Monday, March 10, 2008

Updated list o' sins
(just in time for St. Patrick's Day!)

What does the church really need to focus on in these days? Why the sin of ecological insensitivity, natch!

The Roman Catholic church has come out with new, modern sins for Catholics to avoid. Just when you thought it was safe to not recycle that milk jug, now you have to go to confession for your littering. I wonder if all American Catholics will have to repent in the confessional for being citizens of the ecological evil empire?

VATICAN CITY (Reuters) - Thou shall not pollute the Earth. Thou shall beware genetic manipulation. Modern times bring with them modern sins. So the Vatican has told the faithful that they should be aware of "new" sins such as causing environmental blight.

The guidance came at the weekend when Archbishop Gianfranco Girotti, the Vatican's number two man in the sometimes murky area of sins and penance, spoke of modern evils.


Asked what he believed were today's "new sins," he told the Vatican newspaper L'Osservatore Romano that the greatest danger zone for the modern soul was the largely uncharted world of bioethics.


"(Within bioethics) there are areas where we absolutely must denounce some violations of the fundamental rights of human nature through experiments and genetic manipulation whose outcome is difficult to predict and control," he said.


The Vatican opposes stem cell research that involves destruction of embryos and has warned against the prospect of human cloning.


Girotti, in an interview headlined "New Forms of Social Sin," also listed "ecological" offences as modern evils.


In recent months, Pope Benedict has made several strong appeals for the protection of the environment, saying issues such as climate change had become gravely important for the entire human race.


Under Benedict and his predecessor John Paul, the Vatican has become progressively "green."


This is not to make light of the need to be responsible stewards of the environment. But merely recycling and drinking environmentally friendly coffee is not enough to assure salvation. Rome has a fundamental misunderstanding of sin, and that has led to lists of does and don'ts that mislead people into a false sense of self-righteousness. Rome's big failing is the issue of authority, church over Scripture and priest between man and God in the spot rightfully held by Christ. Sin is not an individual act, but a state of being. No human priest has the right to tell one that their sins are absolved because of confession to a man.

The report also laments how rare it is for Catholics to go to confession these days...

Girotti, who is number two in the Vatican "Apostolic Penitentiary," which deals with matter of conscience, also listed drug trafficking and social and economic injustices as modern sins.

But Girotti also bemoaned that fewer and fewer Catholics go to confession at all.

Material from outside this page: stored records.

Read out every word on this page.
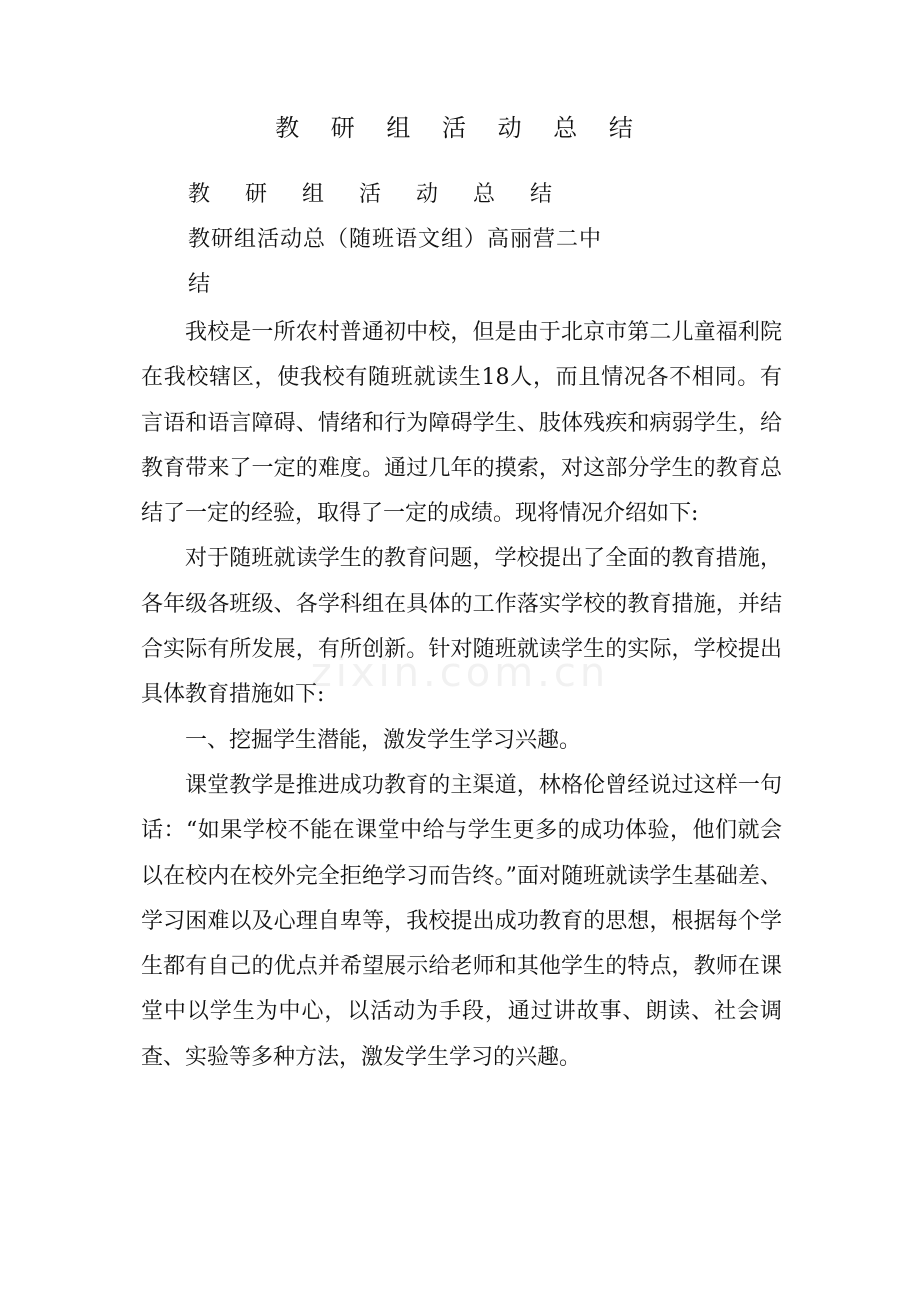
教 研 组 活 动 总 结
教 研 组 活 动 总 结
教研组活动总（随班语文组）高丽营二中
结

我校是一所农村普通初中校，但是由于北京市第二儿童福利院在我校辖区，使我校有随班就读生18人，而且情况各不相同。有言语和语言障碍、情绪和行为障碍学生、肢体残疾和病弱学生，给教育带来了一定的难度。通过几年的摸索，对这部分学生的教育总结了一定的经验，取得了一定的成绩。现将情况介绍如下:

对于随班就读学生的教育问题，学校提出了全面的教育措施，各年级各班级、各学科组在具体的工作落实学校的教育措施，并结合实际有所发展，有所创新。针对随班就读学生的实际，学校提出具体教育措施如下:

一、挖掘学生潜能，激发学生学习兴趣。

课堂教学是推进成功教育的主渠道，林格伦曾经说过这样一句话：“如果学校不能在课堂中给与学生更多的成功体验，他们就会以在校内在校外完全拒绝学习而告终。”面对随班就读学生基础差、学习困难以及心理自卑等，我校提出成功教育的思想，根据每个学生都有自己的优点并希望展示给老师和其他学生的特点，教师在课堂中以学生为中心，以活动为手段，通过讲故事、朗读、社会调查、实验等多种方法，激发学生学习的兴趣。

zixin.com.cn
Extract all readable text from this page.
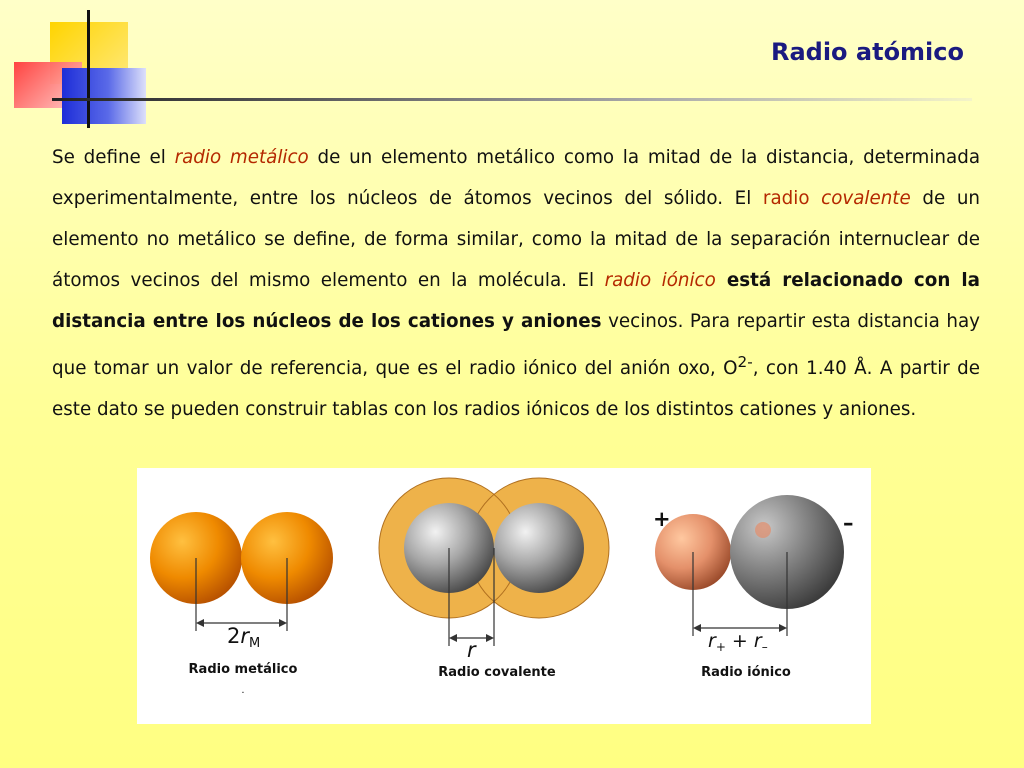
Radio atómico

Se define el radio metálico de un elemento metálico como la mitad de la distancia, determinada experimentalmente, entre los núcleos de átomos vecinos del sólido. El radio covalente de un elemento no metálico se define, de forma similar, como la mitad de la separación internuclear de átomos vecinos del mismo elemento en la molécula. El radio iónico está relacionado con la distancia entre los núcleos de los cationes y aniones vecinos. Para repartir esta distancia hay que tomar un valor de referencia, que es el radio iónico del anión oxo, $O^{2-}$, con 1.40 Å. A partir de este dato se pueden construir tablas con los radios iónicos de los distintos cationes y aniones.

2rM
Radio metálico
.
r
Radio covalente
+	–
$r_+ + r_-$
Radio iónico
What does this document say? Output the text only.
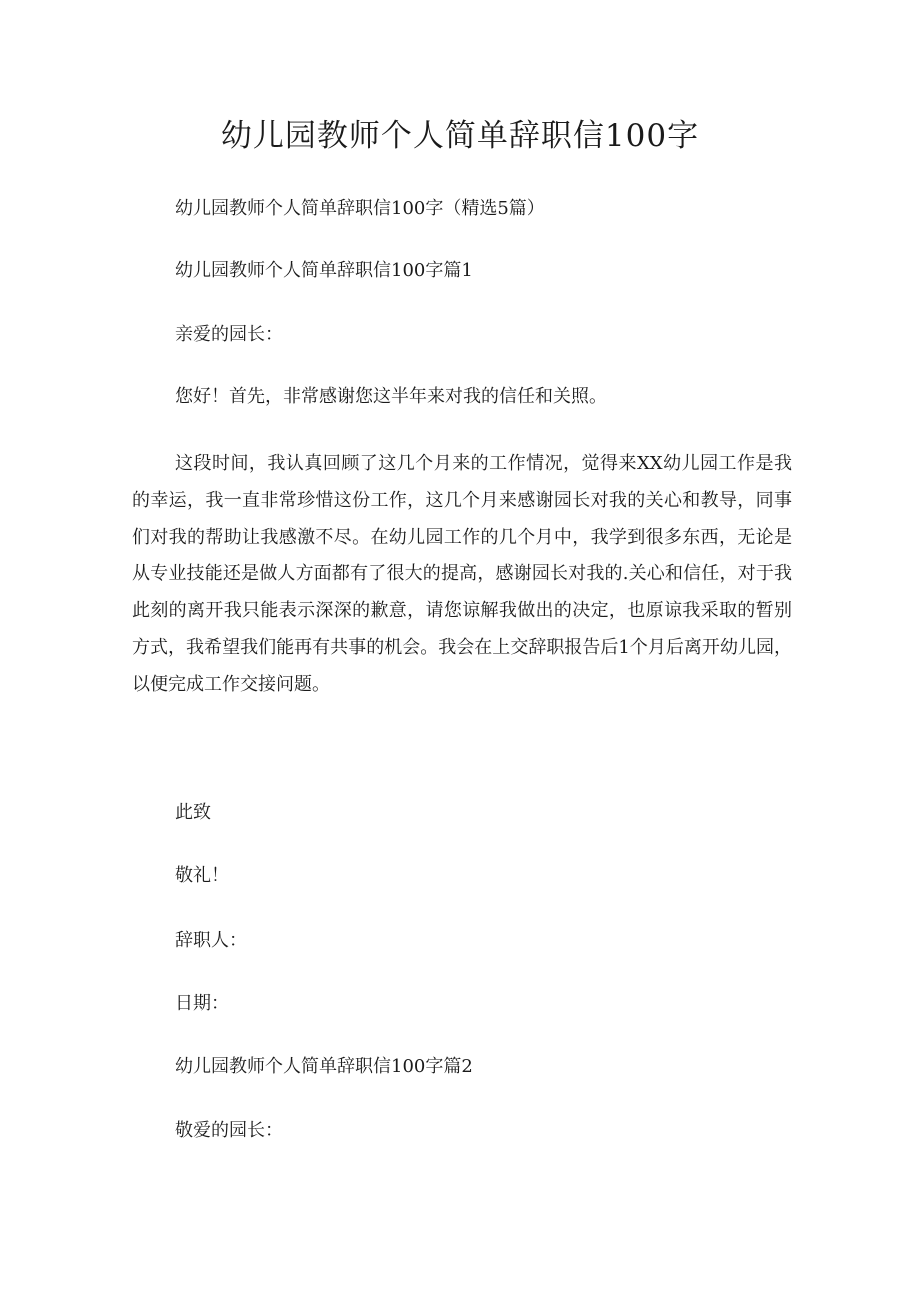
幼儿园教师个人简单辞职信100字

幼儿园教师个人简单辞职信100字（精选5篇）

幼儿园教师个人简单辞职信100字篇1

亲爱的园长：

您好！首先，非常感谢您这半年来对我的信任和关照。

这段时间，我认真回顾了这几个月来的工作情况，觉得来XX幼儿园工作是我的幸运，我一直非常珍惜这份工作，这几个月来感谢园长对我的关心和教导，同事们对我的帮助让我感激不尽。在幼儿园工作的几个月中，我学到很多东西，无论是从专业技能还是做人方面都有了很大的提高，感谢园长对我的.关心和信任，对于我此刻的离开我只能表示深深的歉意，请您谅解我做出的决定，也原谅我采取的暂别方式，我希望我们能再有共事的机会。我会在上交辞职报告后1个月后离开幼儿园，以便完成工作交接问题。

此致

敬礼！

辞职人：

日期：

幼儿园教师个人简单辞职信100字篇2

敬爱的园长：
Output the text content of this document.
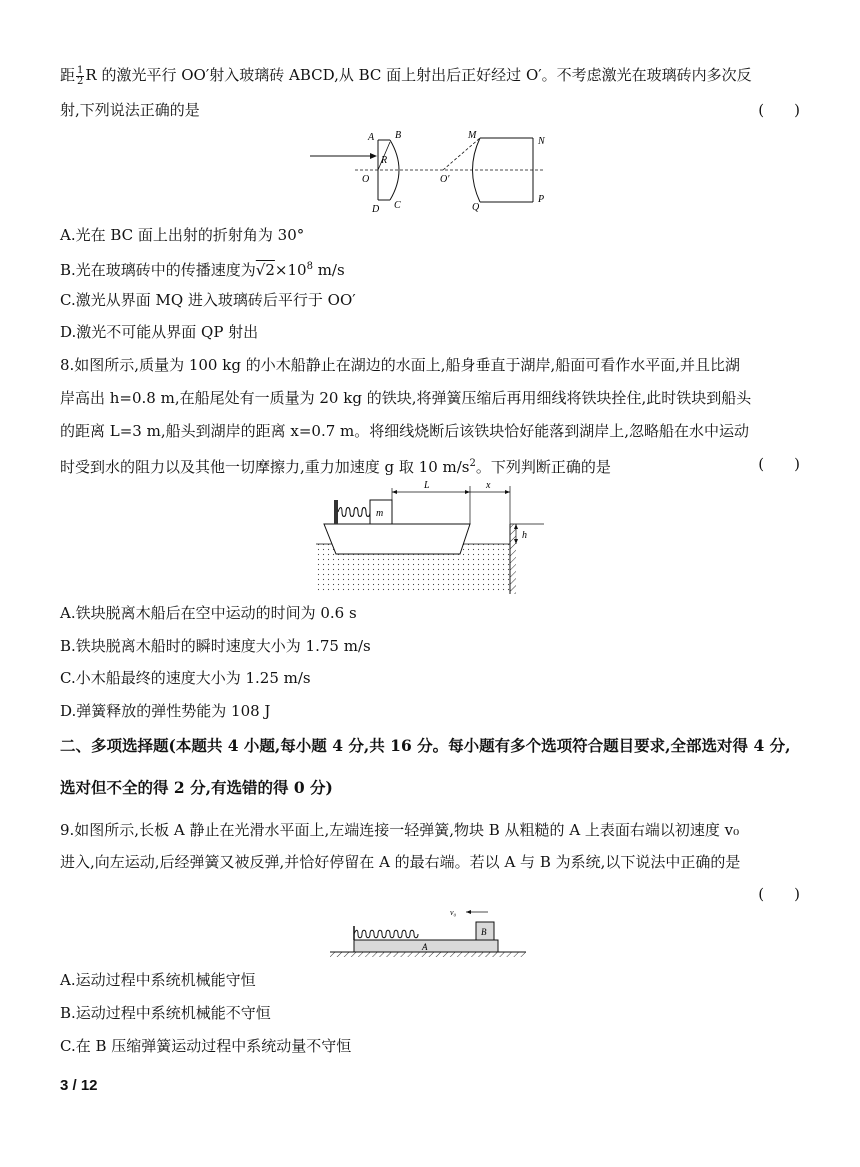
距 $\frac{1}{2}$ R 的激光平行 OO′射入玻璃砖 ABCD,从 BC 面上射出后正好经过 O′。不考虑激光在玻璃砖内多次反
射,下列说法正确的是	(　　)
A B
R
O
D C
M
N
O′
Q
P
A.光在 BC 面上出射的折射角为 30°
B.光在玻璃砖中的传播速度为$√2\times 10^8$ m/s
C.激光从界面 MQ 进入玻璃砖后平行于 OO′
D.激光不可能从界面 QP 射出
8.如图所示,质量为 100 kg 的小木船静止在湖边的水面上,船身垂直于湖岸,船面可看作水平面,并且比湖
岸高出 h=0.8 m,在船尾处有一质量为 20 kg 的铁块,将弹簧压缩后再用细线将铁块拴住,此时铁块到船头
的距离 L=3 m,船头到湖岸的距离 x=0.7 m。将细线烧断后该铁块恰好能落到湖岸上,忽略船在水中运动
时受到水的阻力以及其他一切摩擦力,重力加速度 g 取 10 $m/s^2$。下列判断正确的是	(　　)
m
L	x
h
A.铁块脱离木船后在空中运动的时间为 0.6 s
B.铁块脱离木船时的瞬时速度大小为 1.75 m/s
C.小木船最终的速度大小为 1.25 m/s
D.弹簧释放的弹性势能为 108 J
二、多项选择题(本题共 4 小题,每小题 4 分,共 16 分。每小题有多个选项符合题目要求,全部选对得 4 分,
选对但不全的得 2 分,有选错的得 0 分)
9.如图所示,长板 A 静止在光滑水平面上,左端连接一轻弹簧,物块 B 从粗糙的 A 上表面右端以初速度 v₀
进入,向左运动,后经弹簧又被反弹,并恰好停留在 A 的最右端。若以 A 与 B 为系统,以下说法中正确的是
(　　)
A
B
v₀
A.运动过程中系统机械能守恒
B.运动过程中系统机械能不守恒
C.在 B 压缩弹簧运动过程中系统动量不守恒
3 / 12
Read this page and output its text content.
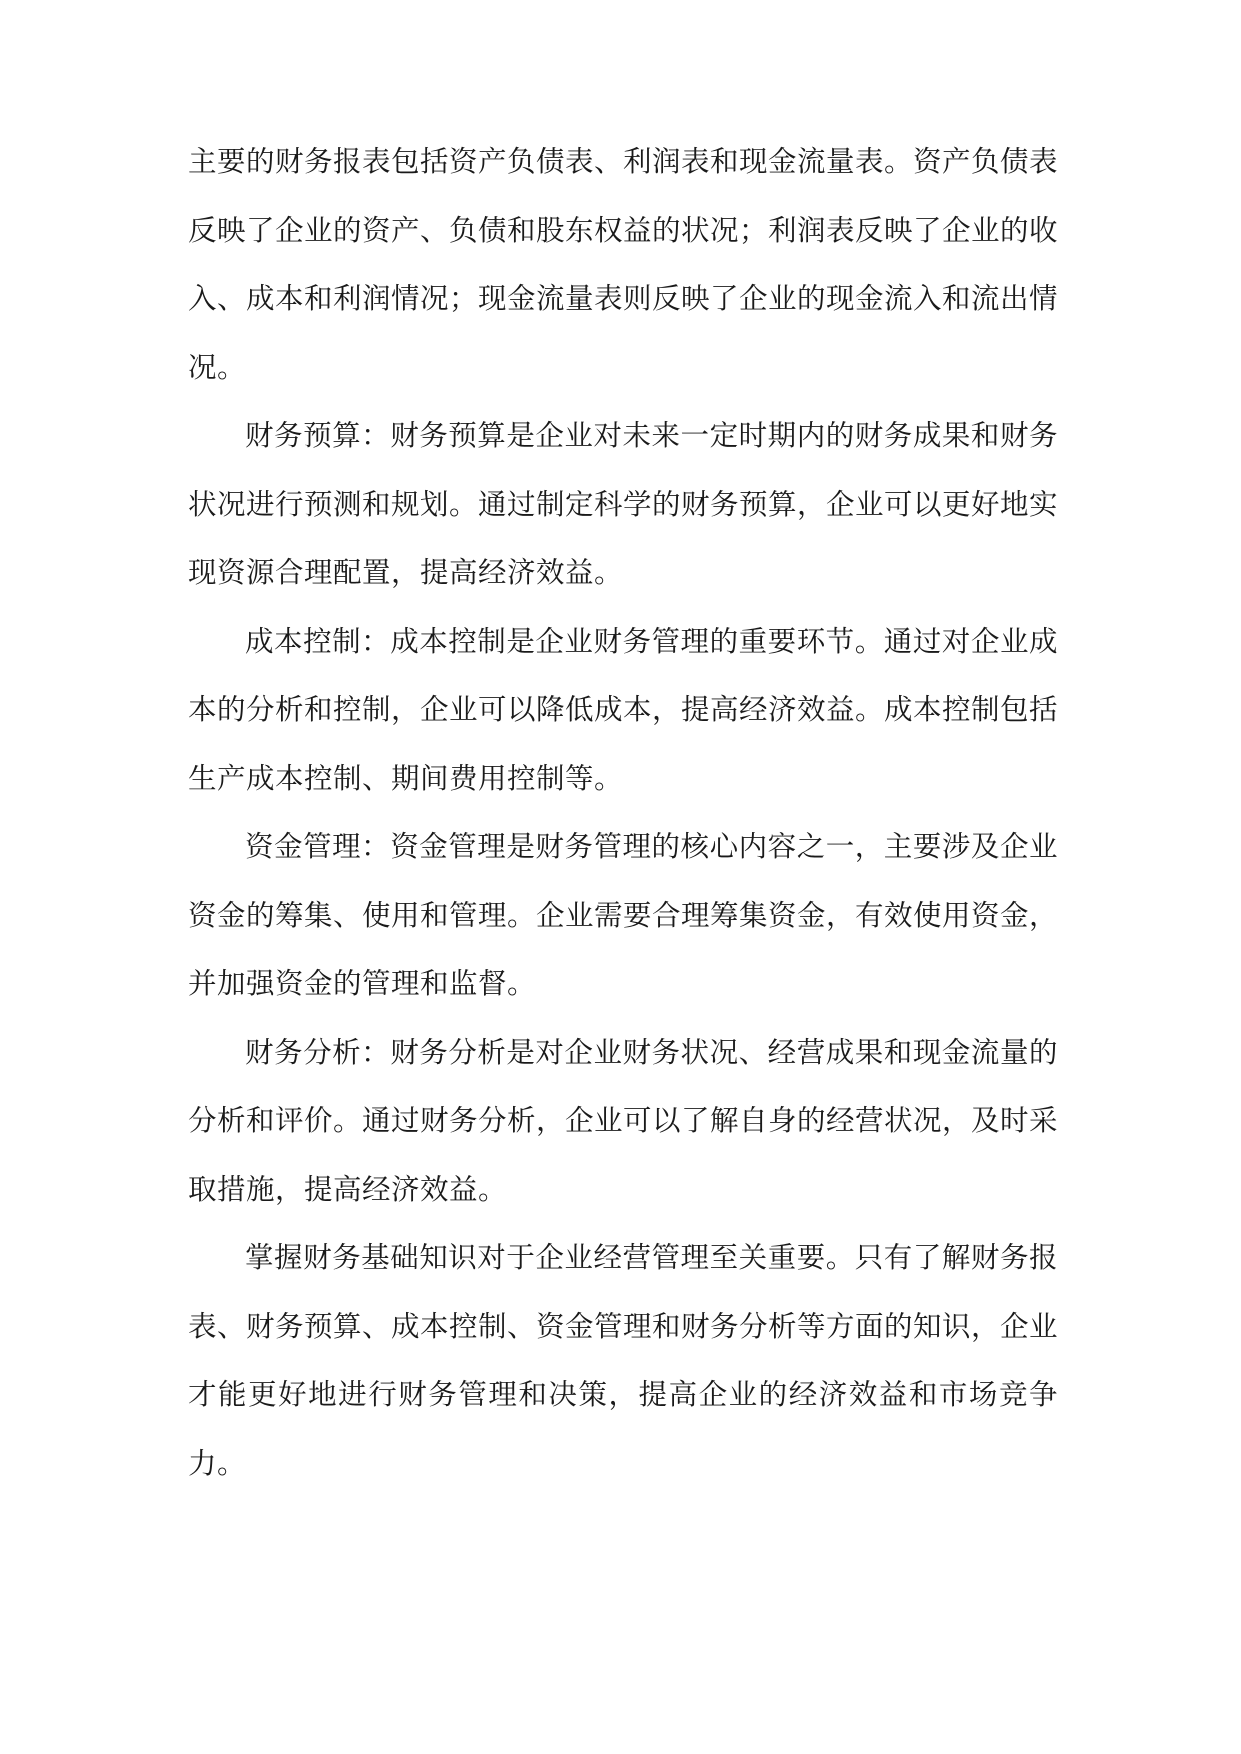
主要的财务报表包括资产负债表、利润表和现金流量表。资产负债表反映了企业的资产、负债和股东权益的状况；利润表反映了企业的收入、成本和利润情况；现金流量表则反映了企业的现金流入和流出情况。

财务预算：财务预算是企业对未来一定时期内的财务成果和财务状况进行预测和规划。通过制定科学的财务预算，企业可以更好地实现资源合理配置，提高经济效益。

成本控制：成本控制是企业财务管理的重要环节。通过对企业成本的分析和控制，企业可以降低成本，提高经济效益。成本控制包括生产成本控制、期间费用控制等。

资金管理：资金管理是财务管理的核心内容之一，主要涉及企业资金的筹集、使用和管理。企业需要合理筹集资金，有效使用资金，并加强资金的管理和监督。

财务分析：财务分析是对企业财务状况、经营成果和现金流量的分析和评价。通过财务分析，企业可以了解自身的经营状况，及时采取措施，提高经济效益。

掌握财务基础知识对于企业经营管理至关重要。只有了解财务报表、财务预算、成本控制、资金管理和财务分析等方面的知识，企业才能更好地进行财务管理和决策，提高企业的经济效益和市场竞争力。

He pointed to a study by Milan's Catholic University that showed that up to 60 percent of Catholic faithful in Italy stopped going to confession.

In the sacrament of Penance, Catholics confess their sins to a priest who absolves them in God's name.
But the same study by the Catholic University showed that 30 percent of Italian Catholics believed that there was no need for a priest to be God's intermediary and 20 percent felt uncomfortable talking about their sins to another person.


Is it any wonder that when the Roman church makes sin so incredibly confusing that people stop going to confession? Or maybe it is because individual Catholics no longer buy into the authority of the church? Or better yet, perhaps Catholics are reading their Bibles and realizing that the Roman priesthood caste is unbiblical and unnecessary for those who are in Christ? We can only hope.

1 comment:

Anonymous said...

I read this online and was baffled by the Papacy's changing nature and disbelief in their own system. If they truly believed they were of the truth they would not need such new 'sins.'

I guess we should not expect anything less, between this and changing their view on Martin Luther.